Nadinha de nada, se você não acredita que a posição dos astros no dia do nascimento determina a pessoa que você é. O filósofo alemão Theodor Adorno via contornos capitalistas nesse pressuposto, e a mãe da quadrinista Liv Strömquist também não é muito fã da ideia (já chegaremos lá).

A questão é que muita gente crê nisso, o que intrigou a autora dessa história em quadrinhos, que dividirá uma mesa com a escritora brasileira e colunista da Folha de S.Paulo Giovana Madalosso na Flip, a Festa Literária Internacional de Paraty, nesta sexta (1º).

“A astrologia tem voltado com tudo”, diz à reportagem a sueca nascida 47 anos atrás sob o signo de aquário, no mesmo 3 de fevereiro que a francesa Simone Weil e com partes do seu mapa astral semelhantes às de figuras tão distintas quanto Che Guevara e Sylvester Stallone.

Não que isso importe. Ou importa? Strömquist é ambígua sobre a hipótese. Sua postura na nova obra não é cravar se as estrelas mandam e desmandam nas nossas vidas, tampouco decretar que isso não passa de uma grande bobagem.
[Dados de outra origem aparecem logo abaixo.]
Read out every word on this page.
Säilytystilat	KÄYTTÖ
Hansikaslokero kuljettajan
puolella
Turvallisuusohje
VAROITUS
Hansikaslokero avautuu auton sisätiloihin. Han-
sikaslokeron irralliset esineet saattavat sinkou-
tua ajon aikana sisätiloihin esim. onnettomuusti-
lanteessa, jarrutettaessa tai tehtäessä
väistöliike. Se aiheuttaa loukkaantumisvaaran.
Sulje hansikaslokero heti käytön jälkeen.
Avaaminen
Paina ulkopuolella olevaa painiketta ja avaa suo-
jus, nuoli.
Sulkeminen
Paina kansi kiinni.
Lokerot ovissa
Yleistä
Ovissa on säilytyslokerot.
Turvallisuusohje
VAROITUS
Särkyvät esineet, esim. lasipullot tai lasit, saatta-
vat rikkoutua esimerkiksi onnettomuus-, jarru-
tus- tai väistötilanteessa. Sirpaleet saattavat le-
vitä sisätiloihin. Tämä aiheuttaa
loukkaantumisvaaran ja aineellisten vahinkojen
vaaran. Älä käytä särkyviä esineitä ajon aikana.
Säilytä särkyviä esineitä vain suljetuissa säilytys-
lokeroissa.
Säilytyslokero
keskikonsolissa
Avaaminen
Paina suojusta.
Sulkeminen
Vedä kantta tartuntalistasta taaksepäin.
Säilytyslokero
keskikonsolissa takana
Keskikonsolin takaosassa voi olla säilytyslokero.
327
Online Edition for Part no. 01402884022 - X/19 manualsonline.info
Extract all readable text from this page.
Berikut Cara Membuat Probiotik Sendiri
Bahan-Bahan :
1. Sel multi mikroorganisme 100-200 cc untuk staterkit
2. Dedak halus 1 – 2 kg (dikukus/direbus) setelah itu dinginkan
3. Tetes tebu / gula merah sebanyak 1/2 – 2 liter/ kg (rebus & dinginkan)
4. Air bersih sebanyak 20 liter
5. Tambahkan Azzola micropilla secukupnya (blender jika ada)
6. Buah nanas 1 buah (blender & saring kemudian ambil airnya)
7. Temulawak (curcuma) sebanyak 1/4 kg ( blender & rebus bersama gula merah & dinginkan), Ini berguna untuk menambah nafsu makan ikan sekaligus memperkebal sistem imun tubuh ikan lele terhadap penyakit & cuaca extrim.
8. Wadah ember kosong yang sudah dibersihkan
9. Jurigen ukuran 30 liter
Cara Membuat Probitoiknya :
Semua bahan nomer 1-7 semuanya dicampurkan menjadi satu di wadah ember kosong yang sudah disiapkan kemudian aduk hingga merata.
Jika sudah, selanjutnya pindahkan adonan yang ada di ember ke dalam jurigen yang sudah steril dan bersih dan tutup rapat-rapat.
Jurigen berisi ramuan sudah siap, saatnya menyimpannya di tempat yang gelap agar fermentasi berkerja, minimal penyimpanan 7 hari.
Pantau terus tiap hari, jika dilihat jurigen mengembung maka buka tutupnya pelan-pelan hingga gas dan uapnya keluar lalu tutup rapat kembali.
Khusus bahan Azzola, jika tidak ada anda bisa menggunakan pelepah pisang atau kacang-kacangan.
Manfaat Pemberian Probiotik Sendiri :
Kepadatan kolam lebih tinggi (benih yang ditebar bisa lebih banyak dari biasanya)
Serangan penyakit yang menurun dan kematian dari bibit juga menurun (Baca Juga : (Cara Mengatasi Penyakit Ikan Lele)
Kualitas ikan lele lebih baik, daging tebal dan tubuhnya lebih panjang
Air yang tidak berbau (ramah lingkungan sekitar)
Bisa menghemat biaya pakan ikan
Formada em sociologia e ciência política, ela parece menos interessada em tecer juízos de valor sobre os crentes da astrologia e mais afim de traçar paralelos divertidos —e confessadamente aleatórios— entre o que as estrelas do céu têm a dizer sobre as estrelas da Terra.

Kim Kardashian? Claro que a influencer americana é daquele que “talvez seja simplesmente o melhor signo”, a “brisa veranil do zodíaco”. Kim é um ótimo exemplar de libra. “Com seu mágico charme libriano, já hipnotizou o planeta inteiro —enquanto suga o dinheiro de todo mundo.”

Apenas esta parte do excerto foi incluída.